In tackling illegal wildlife trade, WWF’s priorities include closing tiger “farms”, closing ivory markets and improving national ivory action plans and pressuring Vietnam to strengthen regulations on ivory and rhino horn.

When we talk about wildlife trafficking, we just think, ‘Oh, that’s wildlife’. But it’s millions of individuals who can suffer, feel pain and despair

Clues to the most commonly used routes for illegal wildlife and products came in a report called Runway to Extinction, which said they often follow air passenger routes from hub airports near supply markets in the southern hemisphere to airports near demand markets in the northern hemisphere. “This could be a result of large middle classes in North America, Europe and certain Asian countries creating significant demand for live animals and wildlife products sourced from remaining pockets of biodiversity in South America, Africa and Oceania,” it said.

Of the countries that had the most cases of trafficking by air in 2016-18, China came out on top by a long way, with more than three times as many instances as second-placed Vietnam; followed by Thailand, Indonesia, South Africa and Mexico. The United Arab Emirates was seventh, then Malaysia, Kenya and the Democratic Republic of the Congo.

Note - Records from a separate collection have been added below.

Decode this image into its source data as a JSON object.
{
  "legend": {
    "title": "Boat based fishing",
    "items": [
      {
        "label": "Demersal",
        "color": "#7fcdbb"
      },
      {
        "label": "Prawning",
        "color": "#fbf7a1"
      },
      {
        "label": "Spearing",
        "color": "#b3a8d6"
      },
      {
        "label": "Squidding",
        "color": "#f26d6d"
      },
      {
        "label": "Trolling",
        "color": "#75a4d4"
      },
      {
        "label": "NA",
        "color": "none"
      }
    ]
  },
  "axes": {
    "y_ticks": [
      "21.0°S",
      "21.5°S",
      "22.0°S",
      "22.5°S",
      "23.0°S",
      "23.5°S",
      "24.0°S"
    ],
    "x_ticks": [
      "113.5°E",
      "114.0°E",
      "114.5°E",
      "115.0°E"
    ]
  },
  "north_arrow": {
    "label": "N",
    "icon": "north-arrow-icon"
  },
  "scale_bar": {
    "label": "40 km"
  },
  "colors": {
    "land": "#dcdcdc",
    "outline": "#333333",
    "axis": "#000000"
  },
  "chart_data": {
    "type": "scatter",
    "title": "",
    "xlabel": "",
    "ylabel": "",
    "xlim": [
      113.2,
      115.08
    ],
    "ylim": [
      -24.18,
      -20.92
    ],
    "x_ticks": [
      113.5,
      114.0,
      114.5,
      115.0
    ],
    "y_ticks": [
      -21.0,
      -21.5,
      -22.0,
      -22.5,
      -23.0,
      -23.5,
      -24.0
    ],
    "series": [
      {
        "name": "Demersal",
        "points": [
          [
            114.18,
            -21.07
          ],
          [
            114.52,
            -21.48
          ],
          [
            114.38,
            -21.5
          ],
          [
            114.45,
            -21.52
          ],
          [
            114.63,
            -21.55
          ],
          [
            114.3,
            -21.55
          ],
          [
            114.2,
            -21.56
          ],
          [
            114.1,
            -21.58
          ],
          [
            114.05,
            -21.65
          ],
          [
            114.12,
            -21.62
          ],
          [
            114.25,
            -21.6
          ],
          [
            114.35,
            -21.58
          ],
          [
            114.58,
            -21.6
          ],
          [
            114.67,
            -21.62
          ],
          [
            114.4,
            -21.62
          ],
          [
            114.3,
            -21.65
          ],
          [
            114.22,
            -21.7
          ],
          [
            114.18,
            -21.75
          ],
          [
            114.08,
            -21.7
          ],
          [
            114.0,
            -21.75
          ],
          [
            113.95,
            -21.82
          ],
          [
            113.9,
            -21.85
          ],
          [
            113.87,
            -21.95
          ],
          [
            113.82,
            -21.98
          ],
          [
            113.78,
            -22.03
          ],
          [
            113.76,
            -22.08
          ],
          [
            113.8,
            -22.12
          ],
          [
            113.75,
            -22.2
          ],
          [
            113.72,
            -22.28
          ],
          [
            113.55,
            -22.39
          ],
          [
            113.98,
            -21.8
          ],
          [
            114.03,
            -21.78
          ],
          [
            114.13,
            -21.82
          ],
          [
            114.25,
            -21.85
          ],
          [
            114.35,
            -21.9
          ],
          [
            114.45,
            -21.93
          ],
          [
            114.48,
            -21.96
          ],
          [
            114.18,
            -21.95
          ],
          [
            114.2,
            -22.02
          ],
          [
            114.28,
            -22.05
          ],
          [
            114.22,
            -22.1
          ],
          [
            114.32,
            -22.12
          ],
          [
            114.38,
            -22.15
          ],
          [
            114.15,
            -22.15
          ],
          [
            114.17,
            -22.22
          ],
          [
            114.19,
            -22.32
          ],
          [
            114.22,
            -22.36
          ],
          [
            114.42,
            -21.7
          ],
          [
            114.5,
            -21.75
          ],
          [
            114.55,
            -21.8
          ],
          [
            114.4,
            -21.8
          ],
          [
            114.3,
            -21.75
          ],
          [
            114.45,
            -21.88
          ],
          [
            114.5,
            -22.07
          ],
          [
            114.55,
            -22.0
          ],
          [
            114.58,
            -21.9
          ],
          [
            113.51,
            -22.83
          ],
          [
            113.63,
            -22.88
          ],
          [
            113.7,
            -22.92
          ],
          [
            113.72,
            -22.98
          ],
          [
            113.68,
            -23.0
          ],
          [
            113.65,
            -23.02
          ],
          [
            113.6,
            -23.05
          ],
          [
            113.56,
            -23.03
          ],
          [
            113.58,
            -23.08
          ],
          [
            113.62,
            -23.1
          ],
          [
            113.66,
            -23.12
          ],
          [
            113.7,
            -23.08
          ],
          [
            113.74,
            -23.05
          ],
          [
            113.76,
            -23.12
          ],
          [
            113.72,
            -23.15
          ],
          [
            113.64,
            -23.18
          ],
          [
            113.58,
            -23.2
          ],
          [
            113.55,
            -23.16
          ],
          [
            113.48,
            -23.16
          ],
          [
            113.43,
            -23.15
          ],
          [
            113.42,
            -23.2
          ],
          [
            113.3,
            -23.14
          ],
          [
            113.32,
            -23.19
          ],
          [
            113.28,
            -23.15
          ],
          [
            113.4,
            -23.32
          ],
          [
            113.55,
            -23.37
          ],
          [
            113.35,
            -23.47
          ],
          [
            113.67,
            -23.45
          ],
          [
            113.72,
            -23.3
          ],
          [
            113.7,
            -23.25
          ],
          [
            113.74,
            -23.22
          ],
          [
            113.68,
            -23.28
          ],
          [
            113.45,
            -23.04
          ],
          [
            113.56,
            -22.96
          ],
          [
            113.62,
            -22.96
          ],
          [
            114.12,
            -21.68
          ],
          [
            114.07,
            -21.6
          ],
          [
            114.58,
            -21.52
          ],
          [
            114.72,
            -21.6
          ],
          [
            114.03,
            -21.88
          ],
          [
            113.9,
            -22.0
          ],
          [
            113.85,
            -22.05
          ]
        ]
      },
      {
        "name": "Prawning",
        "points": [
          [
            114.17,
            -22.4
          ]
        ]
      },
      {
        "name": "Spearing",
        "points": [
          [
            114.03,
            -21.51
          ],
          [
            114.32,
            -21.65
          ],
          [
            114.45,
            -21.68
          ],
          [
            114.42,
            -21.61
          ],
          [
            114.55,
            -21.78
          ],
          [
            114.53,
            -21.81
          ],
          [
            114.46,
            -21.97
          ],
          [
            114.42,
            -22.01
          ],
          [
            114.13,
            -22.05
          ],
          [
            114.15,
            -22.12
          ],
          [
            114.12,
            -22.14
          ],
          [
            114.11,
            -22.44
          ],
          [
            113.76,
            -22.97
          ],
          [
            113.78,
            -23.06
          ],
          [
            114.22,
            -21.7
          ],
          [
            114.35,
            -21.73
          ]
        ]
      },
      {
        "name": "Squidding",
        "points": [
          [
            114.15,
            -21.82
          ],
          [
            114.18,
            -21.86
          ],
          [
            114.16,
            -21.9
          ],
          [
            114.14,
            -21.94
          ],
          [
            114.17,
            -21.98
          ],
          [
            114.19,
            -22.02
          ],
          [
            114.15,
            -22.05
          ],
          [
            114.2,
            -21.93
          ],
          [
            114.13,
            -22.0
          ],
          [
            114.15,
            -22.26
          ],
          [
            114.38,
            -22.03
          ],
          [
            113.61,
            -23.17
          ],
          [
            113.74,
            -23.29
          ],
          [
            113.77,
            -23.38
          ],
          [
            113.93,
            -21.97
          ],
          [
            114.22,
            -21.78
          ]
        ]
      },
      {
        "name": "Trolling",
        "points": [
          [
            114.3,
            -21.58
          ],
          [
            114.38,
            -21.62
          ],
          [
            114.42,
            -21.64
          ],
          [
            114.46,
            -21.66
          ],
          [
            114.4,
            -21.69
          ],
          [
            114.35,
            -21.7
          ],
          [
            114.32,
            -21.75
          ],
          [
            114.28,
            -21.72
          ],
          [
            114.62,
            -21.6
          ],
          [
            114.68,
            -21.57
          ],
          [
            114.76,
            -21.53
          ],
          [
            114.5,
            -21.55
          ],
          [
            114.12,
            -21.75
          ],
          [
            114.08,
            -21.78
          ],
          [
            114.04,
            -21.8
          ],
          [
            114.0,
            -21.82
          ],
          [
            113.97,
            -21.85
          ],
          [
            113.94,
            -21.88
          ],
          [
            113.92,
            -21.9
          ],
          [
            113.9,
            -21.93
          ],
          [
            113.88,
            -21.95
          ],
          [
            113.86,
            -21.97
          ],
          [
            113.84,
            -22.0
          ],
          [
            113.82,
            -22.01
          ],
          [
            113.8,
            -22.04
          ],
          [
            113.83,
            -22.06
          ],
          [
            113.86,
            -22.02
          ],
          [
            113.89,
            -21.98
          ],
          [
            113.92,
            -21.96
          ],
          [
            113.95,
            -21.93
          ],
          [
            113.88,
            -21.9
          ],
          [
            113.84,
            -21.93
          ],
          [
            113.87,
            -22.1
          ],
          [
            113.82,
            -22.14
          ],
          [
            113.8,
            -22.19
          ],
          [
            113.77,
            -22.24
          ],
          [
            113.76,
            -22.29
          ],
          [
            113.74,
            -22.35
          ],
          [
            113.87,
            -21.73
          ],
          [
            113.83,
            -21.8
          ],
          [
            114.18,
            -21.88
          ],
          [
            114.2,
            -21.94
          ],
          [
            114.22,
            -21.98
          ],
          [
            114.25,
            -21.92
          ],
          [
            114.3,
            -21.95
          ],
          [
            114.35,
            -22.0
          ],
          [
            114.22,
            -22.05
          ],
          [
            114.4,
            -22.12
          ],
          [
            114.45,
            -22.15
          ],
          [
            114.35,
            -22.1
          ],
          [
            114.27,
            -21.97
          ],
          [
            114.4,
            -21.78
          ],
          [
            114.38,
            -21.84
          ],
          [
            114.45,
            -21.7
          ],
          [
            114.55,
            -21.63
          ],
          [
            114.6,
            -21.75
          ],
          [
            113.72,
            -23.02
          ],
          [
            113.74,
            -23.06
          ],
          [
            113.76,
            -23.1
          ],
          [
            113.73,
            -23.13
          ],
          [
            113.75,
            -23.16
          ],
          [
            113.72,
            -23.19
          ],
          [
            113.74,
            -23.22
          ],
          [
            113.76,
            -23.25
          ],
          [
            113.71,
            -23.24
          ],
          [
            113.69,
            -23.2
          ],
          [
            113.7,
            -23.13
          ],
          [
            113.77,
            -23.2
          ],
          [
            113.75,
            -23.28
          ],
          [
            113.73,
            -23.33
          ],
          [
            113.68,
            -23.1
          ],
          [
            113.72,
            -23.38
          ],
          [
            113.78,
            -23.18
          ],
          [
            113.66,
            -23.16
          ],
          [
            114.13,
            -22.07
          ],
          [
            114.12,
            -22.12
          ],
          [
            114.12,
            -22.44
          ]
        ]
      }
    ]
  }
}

As well as mammals and reptiles, a huge worry for conservationists is the illegal trapping and killing of migrating songbirds. Every autumn hundreds of thousands of dead birds are sold on the black market to restaurants in Cyprus for a dish called ambelopoulia.

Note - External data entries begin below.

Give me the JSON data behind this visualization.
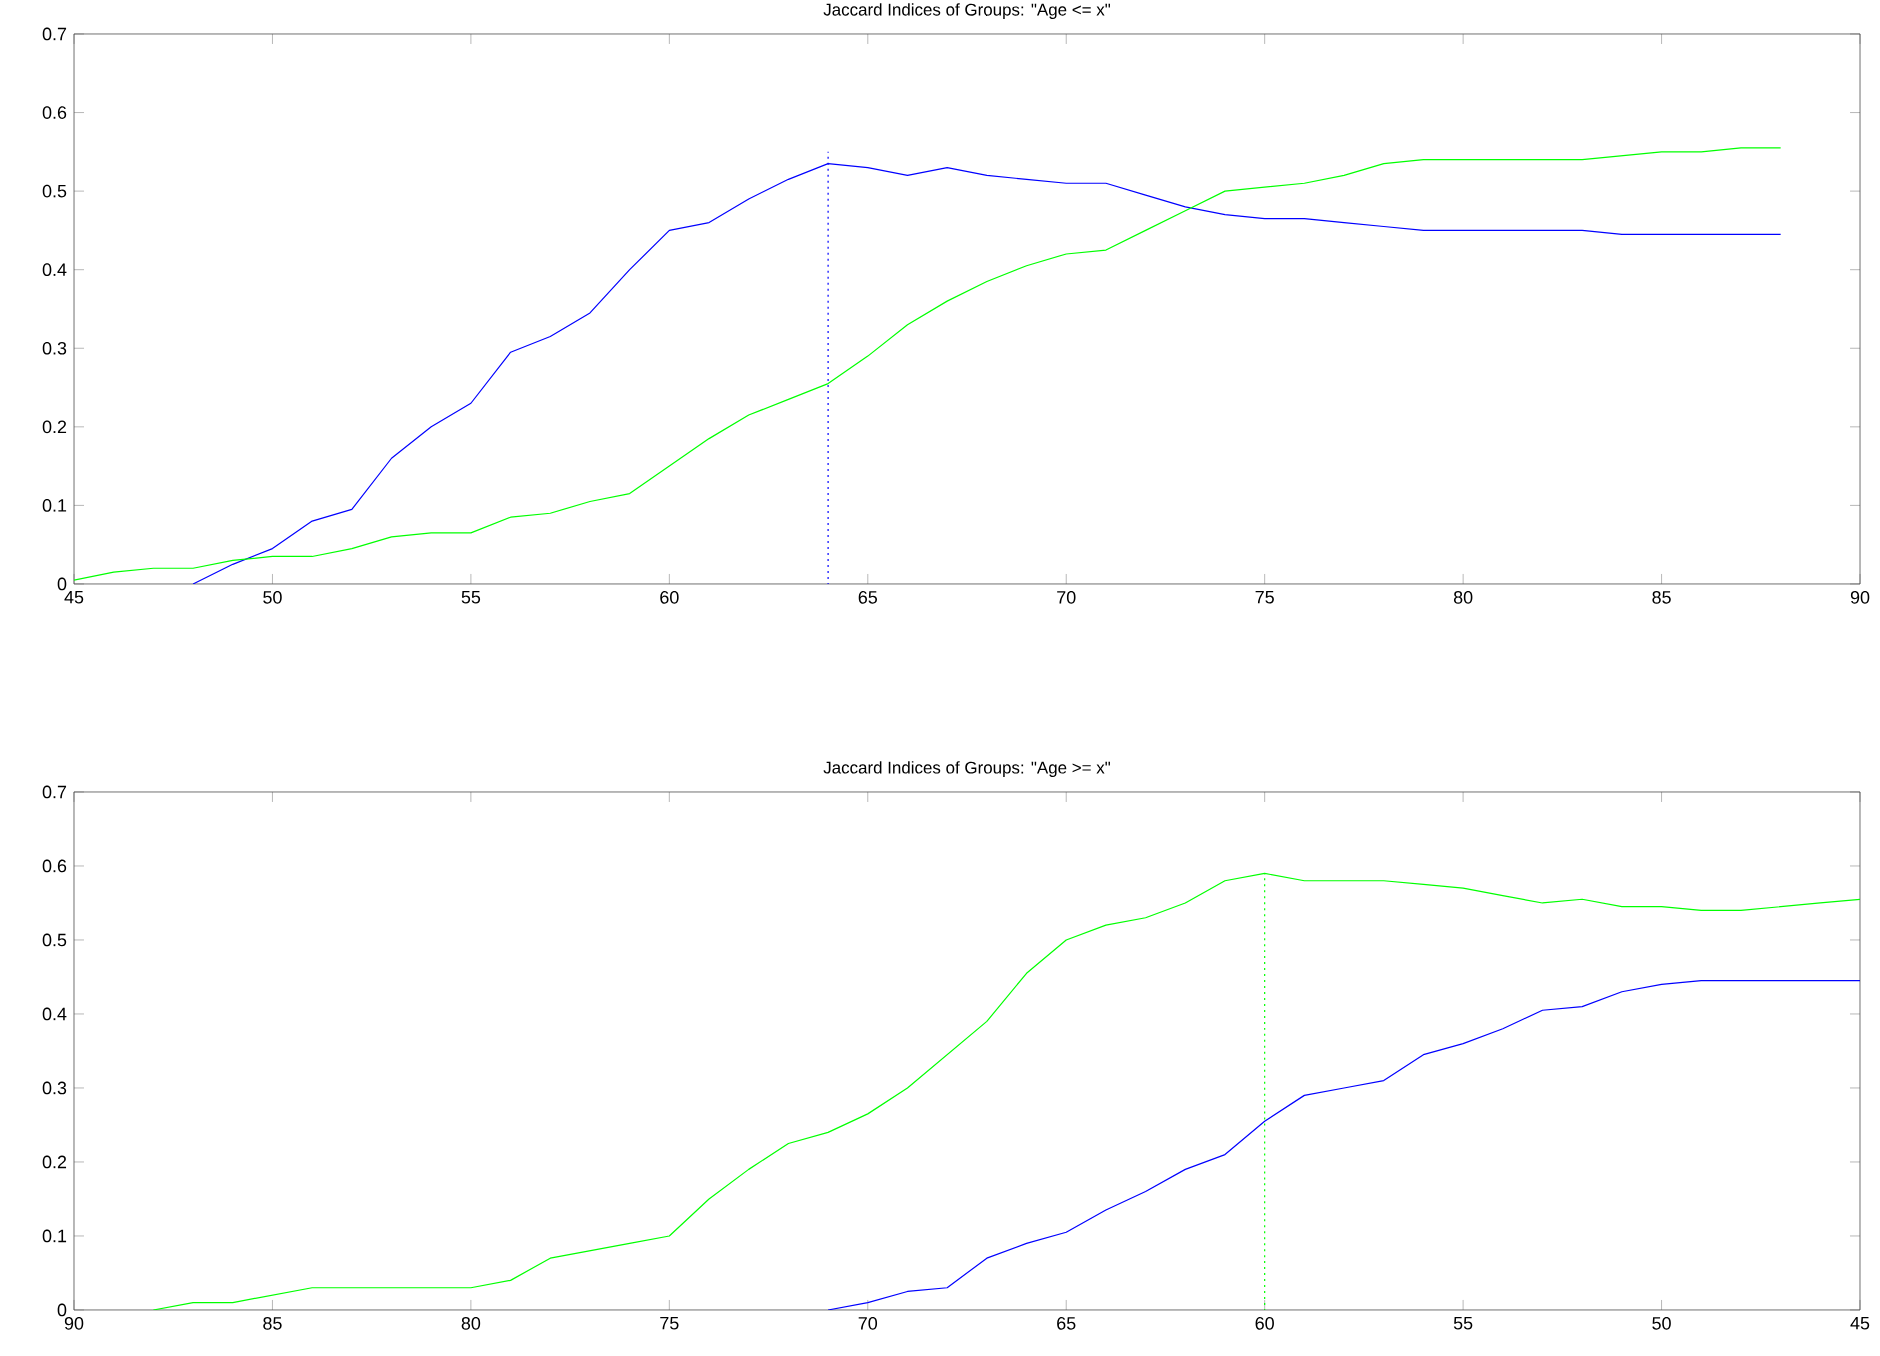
{
  "chart_data": [
    {
      "type": "line",
      "title": "Jaccard Indices of Groups: \"Age <= x\"",
      "xlim": [
        45,
        90
      ],
      "xticks": [
        45,
        50,
        55,
        60,
        65,
        70,
        75,
        80,
        85,
        90
      ],
      "ylim": [
        0,
        0.7
      ],
      "yticks": [
        0,
        0.1,
        0.2,
        0.3,
        0.4,
        0.5,
        0.6,
        0.7
      ],
      "marker": "none",
      "line_style": "solid",
      "series": [
        {
          "color": "#0000ff",
          "x": [
            48,
            49,
            50,
            51,
            52,
            53,
            54,
            55,
            56,
            57,
            58,
            59,
            60,
            61,
            62,
            63,
            64,
            65,
            66,
            67,
            68,
            69,
            70,
            71,
            72,
            73,
            74,
            75,
            76,
            77,
            78,
            79,
            80,
            81,
            82,
            83,
            84,
            85,
            86,
            87,
            88
          ],
          "values": [
            0,
            0.025,
            0.045,
            0.08,
            0.095,
            0.16,
            0.2,
            0.23,
            0.295,
            0.315,
            0.345,
            0.4,
            0.45,
            0.46,
            0.49,
            0.515,
            0.535,
            0.53,
            0.52,
            0.53,
            0.52,
            0.515,
            0.51,
            0.51,
            0.495,
            0.48,
            0.47,
            0.465,
            0.465,
            0.46,
            0.455,
            0.45,
            0.45,
            0.45,
            0.45,
            0.45,
            0.445,
            0.445,
            0.445,
            0.445,
            0.445
          ]
        },
        {
          "color": "#00ff00",
          "x": [
            45,
            46,
            47,
            48,
            49,
            50,
            51,
            52,
            53,
            54,
            55,
            56,
            57,
            58,
            59,
            60,
            61,
            62,
            63,
            64,
            65,
            66,
            67,
            68,
            69,
            70,
            71,
            72,
            73,
            74,
            75,
            76,
            77,
            78,
            79,
            80,
            81,
            82,
            83,
            84,
            85,
            86,
            87,
            88
          ],
          "values": [
            0.005,
            0.015,
            0.02,
            0.02,
            0.03,
            0.035,
            0.035,
            0.045,
            0.06,
            0.065,
            0.065,
            0.085,
            0.09,
            0.105,
            0.115,
            0.15,
            0.185,
            0.215,
            0.235,
            0.255,
            0.29,
            0.33,
            0.36,
            0.385,
            0.405,
            0.42,
            0.425,
            0.45,
            0.475,
            0.5,
            0.505,
            0.51,
            0.52,
            0.535,
            0.54,
            0.54,
            0.54,
            0.54,
            0.54,
            0.545,
            0.55,
            0.55,
            0.555,
            0.555
          ]
        },
        {
          "type": "line",
          "color": "#0000ff",
          "line_style": "dotted",
          "x": [
            64,
            64
          ],
          "values": [
            0,
            0.55
          ]
        }
      ]
    },
    {
      "type": "line",
      "title": "Jaccard Indices of Groups: \"Age >= x\"",
      "xlim": [
        90,
        45
      ],
      "xticks": [
        90,
        85,
        80,
        75,
        70,
        65,
        60,
        55,
        50,
        45
      ],
      "ylim": [
        0,
        0.7
      ],
      "yticks": [
        0,
        0.1,
        0.2,
        0.3,
        0.4,
        0.5,
        0.6,
        0.7
      ],
      "marker": "none",
      "line_style": "solid",
      "series": [
        {
          "color": "#00ff00",
          "x": [
            88,
            87,
            86,
            85,
            84,
            83,
            82,
            81,
            80,
            79,
            78,
            77,
            76,
            75,
            74,
            73,
            72,
            71,
            70,
            69,
            68,
            67,
            66,
            65,
            64,
            63,
            62,
            61,
            60,
            59,
            58,
            57,
            56,
            55,
            54,
            53,
            52,
            51,
            50,
            49,
            48,
            47,
            46,
            45
          ],
          "values": [
            0,
            0.01,
            0.01,
            0.02,
            0.03,
            0.03,
            0.03,
            0.03,
            0.03,
            0.04,
            0.07,
            0.08,
            0.09,
            0.1,
            0.15,
            0.19,
            0.225,
            0.24,
            0.265,
            0.3,
            0.345,
            0.39,
            0.455,
            0.5,
            0.52,
            0.53,
            0.55,
            0.58,
            0.59,
            0.58,
            0.58,
            0.58,
            0.575,
            0.57,
            0.56,
            0.55,
            0.555,
            0.545,
            0.545,
            0.54,
            0.54,
            0.545,
            0.55,
            0.555
          ]
        },
        {
          "color": "#0000ff",
          "x": [
            71,
            70,
            69,
            68,
            67,
            66,
            65,
            64,
            63,
            62,
            61,
            60,
            59,
            58,
            57,
            56,
            55,
            54,
            53,
            52,
            51,
            50,
            49,
            48,
            47,
            46,
            45
          ],
          "values": [
            0,
            0.01,
            0.025,
            0.03,
            0.07,
            0.09,
            0.105,
            0.135,
            0.16,
            0.19,
            0.21,
            0.255,
            0.29,
            0.3,
            0.31,
            0.345,
            0.36,
            0.38,
            0.405,
            0.41,
            0.43,
            0.44,
            0.445,
            0.445,
            0.445,
            0.445,
            0.445
          ]
        },
        {
          "type": "line",
          "color": "#00ff00",
          "line_style": "dotted",
          "x": [
            60,
            60
          ],
          "values": [
            0,
            0.59
          ]
        }
      ]
    }
  ]
}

The gangs target migrating blackcaps, robins and garden warblers that fly between Europe and Africa, using electronic calls to lure them into nets.

At a British military base on the island, authorities and conservationists have reduced numbers illegally trapped from around 880,000 in 2016, but even so, last year 117,000 were still killed.

Scarlet macaw populations are declining due to habitat loss and wildlife trafficking
Scarlet macaw populations are declining due to habitat loss and wildlife trafficking (AFP/Getty)

Elsewhere, wildlife poachers have woken up to the possibilities of the internet, and have shifted swathes of commerce online.

An investigation by the International Fund for Animal Welfare (IFAW) in France, Germany, Russia and the UK over just six weeks identified 11,772 protected wildlife specimens offered for sale in 5,381 advertisements and posts on 106 online marketplaces and four social media platforms.

Body parts and taxidermy from cheetahs, leopards, lions and tigers as well as live big cats were being sold online.

“Shockingly, we also found over 150 live primates for sale, as well as rhino horn products, ivory and suspected ivory, and elephant feet, skin and hair products – all available to buy over the internet,” IFAW reported.

Four in five items being sold were live animals, mostly reptiles, demonstrating the popularity of exotic animals as pets. Tortoises and turtles accounted for nearly half of all animals sold. Almost a quarter of the rest were birds.

In the UK, the researchers found large numbers of birds and owls for sale, including African grey parrots. Last year a different investigation revealed how the parrots are captured from the wild and stuffed into crates to be flown abroad; three in four suffocate or die of starvation or disease.

The Coalition to End Wildlife Trafficking Online has worked with tech giants to get listings for endangered and threatened species and their products removed.

The Independent, which is campaigning for tighter restrictions on wildlife trading, has seen estimates of the mind-boggling sums the world’s illegal traffickers and brokers make – but is not publishing them because conservation demands the value of wildlife should not be judged in monetary terms.

The real worth of the world’s living species is a healthy biodiverse planet, with an ecosystem capable of supporting and healing us, not killing us. As Jane Goodall said: “When we talk about wildlife trafficking, we just think, ‘Oh, that’s wildlife’. But it’s millions of individuals who can suffer, feel pain and despair.

“We need to respect the natural world. We can’t go on and on taking natural resources for economic development on a planet with finite natural resources.”